Not only that, she’s a special sort of Descender called a Transcender. This means that when she travels back in time, she doesn’t become a different person, she drops into one of her own past lives. Porter also tells her that the man who created this technology is after her, and so she is in mortal danger.

This book blends time-travel and reincarnation to give readers a unique twist on each trope. Based on the premise alone, I had high hopes for this book. I wanted to like it. But… well, the novel has good points and bad, and unfortunately the bad outweighed the good for me.

It’s clear MG Buehrlen can write well. The prose flows, and I didn’t stumble over a single sentence or wonder what the author meant to say. The premise is inventive and unique, and the plot is intricate. Wayfare is not-quite-science-fiction, not-quite-fantasy, and not-quite-thriller, and the author does a good job of blending these genres into a coherent narrative.
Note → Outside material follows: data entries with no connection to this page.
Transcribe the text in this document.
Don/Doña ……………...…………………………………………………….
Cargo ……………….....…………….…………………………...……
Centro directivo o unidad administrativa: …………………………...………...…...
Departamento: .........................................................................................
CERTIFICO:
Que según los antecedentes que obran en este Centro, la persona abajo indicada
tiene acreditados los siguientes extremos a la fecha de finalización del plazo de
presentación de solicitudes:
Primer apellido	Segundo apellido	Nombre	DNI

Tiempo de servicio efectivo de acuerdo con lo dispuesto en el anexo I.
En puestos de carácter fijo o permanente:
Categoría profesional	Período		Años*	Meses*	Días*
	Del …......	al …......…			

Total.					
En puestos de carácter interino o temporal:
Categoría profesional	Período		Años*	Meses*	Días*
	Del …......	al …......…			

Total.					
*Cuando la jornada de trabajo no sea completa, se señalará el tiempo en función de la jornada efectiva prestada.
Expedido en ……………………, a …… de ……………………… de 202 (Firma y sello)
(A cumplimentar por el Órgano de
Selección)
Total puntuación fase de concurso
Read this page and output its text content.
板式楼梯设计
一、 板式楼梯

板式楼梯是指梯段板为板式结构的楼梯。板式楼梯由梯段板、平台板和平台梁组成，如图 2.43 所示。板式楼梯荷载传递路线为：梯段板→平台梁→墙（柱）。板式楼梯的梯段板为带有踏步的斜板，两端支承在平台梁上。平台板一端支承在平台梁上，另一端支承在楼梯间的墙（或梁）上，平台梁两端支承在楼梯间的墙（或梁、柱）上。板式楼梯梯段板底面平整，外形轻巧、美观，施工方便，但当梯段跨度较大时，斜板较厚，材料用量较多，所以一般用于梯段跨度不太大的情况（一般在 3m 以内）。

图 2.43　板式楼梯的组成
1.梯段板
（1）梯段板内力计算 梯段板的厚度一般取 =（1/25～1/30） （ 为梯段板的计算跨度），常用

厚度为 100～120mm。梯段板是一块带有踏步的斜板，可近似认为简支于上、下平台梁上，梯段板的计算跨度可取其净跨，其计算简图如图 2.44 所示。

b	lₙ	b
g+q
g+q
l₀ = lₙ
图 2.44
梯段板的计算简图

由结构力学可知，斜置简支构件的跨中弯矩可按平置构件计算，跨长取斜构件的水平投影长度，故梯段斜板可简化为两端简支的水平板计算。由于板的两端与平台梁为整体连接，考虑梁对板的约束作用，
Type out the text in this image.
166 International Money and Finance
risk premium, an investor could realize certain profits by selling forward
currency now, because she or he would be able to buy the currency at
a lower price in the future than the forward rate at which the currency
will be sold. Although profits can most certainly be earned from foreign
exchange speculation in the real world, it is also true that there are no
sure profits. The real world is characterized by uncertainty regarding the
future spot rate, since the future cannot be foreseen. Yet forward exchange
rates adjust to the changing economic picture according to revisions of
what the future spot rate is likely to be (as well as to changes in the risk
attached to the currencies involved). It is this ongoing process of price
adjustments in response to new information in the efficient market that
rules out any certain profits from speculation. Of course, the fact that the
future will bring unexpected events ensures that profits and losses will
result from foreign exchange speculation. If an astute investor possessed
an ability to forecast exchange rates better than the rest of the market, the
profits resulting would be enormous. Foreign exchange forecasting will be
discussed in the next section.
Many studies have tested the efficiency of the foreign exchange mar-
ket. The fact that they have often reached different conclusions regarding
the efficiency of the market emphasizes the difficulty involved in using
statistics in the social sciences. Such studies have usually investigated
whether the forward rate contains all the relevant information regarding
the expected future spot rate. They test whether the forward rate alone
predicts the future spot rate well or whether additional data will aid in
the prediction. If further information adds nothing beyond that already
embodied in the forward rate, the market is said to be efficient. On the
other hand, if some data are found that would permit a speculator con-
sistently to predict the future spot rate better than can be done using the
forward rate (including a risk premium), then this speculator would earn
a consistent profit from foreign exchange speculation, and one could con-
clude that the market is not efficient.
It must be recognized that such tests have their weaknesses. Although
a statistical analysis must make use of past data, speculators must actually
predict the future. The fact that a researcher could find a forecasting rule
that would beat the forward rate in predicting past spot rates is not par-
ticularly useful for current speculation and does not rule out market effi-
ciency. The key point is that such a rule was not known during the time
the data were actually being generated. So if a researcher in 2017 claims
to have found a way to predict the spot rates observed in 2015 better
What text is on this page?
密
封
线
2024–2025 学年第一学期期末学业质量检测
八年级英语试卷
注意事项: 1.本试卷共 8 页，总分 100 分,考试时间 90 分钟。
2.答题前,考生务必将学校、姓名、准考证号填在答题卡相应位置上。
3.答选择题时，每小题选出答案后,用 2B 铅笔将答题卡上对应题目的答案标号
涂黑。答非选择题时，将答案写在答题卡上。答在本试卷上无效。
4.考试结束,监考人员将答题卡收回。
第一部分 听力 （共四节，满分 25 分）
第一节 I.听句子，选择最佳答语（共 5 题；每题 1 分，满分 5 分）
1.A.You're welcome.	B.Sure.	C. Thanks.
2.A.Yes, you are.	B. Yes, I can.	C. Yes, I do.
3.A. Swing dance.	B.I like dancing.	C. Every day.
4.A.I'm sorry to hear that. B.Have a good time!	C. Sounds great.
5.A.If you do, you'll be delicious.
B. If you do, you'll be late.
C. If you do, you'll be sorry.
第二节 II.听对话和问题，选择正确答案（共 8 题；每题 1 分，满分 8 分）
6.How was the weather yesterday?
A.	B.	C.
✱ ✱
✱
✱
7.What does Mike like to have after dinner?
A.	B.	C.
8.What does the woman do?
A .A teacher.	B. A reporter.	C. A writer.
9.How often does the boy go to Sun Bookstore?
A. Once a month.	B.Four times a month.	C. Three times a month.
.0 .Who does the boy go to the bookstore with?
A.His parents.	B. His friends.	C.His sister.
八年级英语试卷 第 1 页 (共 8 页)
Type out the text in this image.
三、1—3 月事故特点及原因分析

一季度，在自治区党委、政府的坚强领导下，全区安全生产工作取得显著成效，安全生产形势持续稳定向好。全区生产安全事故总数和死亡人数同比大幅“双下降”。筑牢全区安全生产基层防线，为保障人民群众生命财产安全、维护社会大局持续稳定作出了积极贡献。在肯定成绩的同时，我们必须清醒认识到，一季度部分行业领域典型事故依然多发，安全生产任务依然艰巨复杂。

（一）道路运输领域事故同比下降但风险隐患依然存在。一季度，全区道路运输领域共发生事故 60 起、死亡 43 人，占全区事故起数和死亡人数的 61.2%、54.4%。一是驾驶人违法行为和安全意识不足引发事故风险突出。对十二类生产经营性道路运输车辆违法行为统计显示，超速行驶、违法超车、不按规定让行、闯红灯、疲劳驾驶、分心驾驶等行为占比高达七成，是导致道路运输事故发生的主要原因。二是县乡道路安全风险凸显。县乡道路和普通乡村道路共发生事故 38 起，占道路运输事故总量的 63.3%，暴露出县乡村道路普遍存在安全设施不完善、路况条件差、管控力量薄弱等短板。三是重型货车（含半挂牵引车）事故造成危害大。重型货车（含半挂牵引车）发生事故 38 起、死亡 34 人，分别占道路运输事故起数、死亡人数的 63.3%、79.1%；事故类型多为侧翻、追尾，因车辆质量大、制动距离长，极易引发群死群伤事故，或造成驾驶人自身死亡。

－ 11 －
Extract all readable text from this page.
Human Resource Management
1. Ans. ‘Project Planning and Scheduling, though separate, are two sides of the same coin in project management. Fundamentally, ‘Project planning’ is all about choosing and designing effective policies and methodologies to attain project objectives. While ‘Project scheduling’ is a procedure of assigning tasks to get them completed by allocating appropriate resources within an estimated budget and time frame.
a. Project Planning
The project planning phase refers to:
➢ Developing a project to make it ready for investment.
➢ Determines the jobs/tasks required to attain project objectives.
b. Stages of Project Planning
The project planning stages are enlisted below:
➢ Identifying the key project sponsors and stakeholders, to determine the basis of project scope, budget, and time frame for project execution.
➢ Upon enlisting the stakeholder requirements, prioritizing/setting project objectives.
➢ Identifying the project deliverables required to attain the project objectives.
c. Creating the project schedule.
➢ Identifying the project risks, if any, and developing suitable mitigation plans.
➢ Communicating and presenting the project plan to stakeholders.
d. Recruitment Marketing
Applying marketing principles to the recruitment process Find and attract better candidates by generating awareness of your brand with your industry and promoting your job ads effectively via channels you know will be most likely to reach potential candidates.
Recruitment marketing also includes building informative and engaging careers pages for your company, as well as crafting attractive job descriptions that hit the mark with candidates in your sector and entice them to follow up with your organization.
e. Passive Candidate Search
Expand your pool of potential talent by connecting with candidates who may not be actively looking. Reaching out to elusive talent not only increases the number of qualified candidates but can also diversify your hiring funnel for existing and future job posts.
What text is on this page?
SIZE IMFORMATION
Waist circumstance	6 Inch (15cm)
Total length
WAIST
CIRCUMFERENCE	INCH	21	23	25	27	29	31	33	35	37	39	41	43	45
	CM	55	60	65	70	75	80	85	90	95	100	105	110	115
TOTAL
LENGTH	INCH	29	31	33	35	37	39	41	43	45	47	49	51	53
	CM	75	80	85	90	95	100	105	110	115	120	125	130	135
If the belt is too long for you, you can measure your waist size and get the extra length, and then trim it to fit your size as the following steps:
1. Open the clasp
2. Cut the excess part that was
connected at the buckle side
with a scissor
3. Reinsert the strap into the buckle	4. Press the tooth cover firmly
However, this intricacy is part of the problem. Buehrlen spends a lot of time on the mechanics of Alex’s powers, the rules of Descending, and the evil lurking behind the curtain. The author needs to convey a lot of information to the reader, and she does so through long swaths of info-dumping exposition.

Info-dumps in and of themselves aren’t necessarily bad, but they can — and in Wayfare’s case, do — slow down the plot and take away all of the tension. By the middle of the novel, I had a decent understanding of how the world worked, but didn’t have a reason to care. I didn’t feel afraid for Alex, even though The Big Bad Evil Guy is after her. And while she does encounter violence in the past, she’s never in too much danger.

While I love the genre-blending aspects of this novel, it wasn’t enough of any one of them for me. The science of the time travel isn’t explained (as much as time travel can ever be “explained”), Alex doesn’t experience real consequences from her ability (like most magical people do in fantasy), and the pacing is too slow to really be called a thriller.

Perhaps if I had liked Alex a bit more, I would be more forgiving of the novel as a whole. However, I had a hard time sympathizing with Alex in the beginning. She’s a social pariah and basically flunking out of school because of her visions, which I had a hard time believing. Would a life filled with unexplained visions have an effect on a person? Absolutely. But to me it felt like Alex blamed everything that was wrong with her life to this one aspect of her life she can’t control. Instead of taking action sooner or somehow making the visions work to her advantage, she is content to play the victim, which I couldn’t get behind.

In spite of my somewhat negative view of this novel, I think MG Buehrlen has a lot of talent. I’ll be interested to see how she evolves as a storyteller.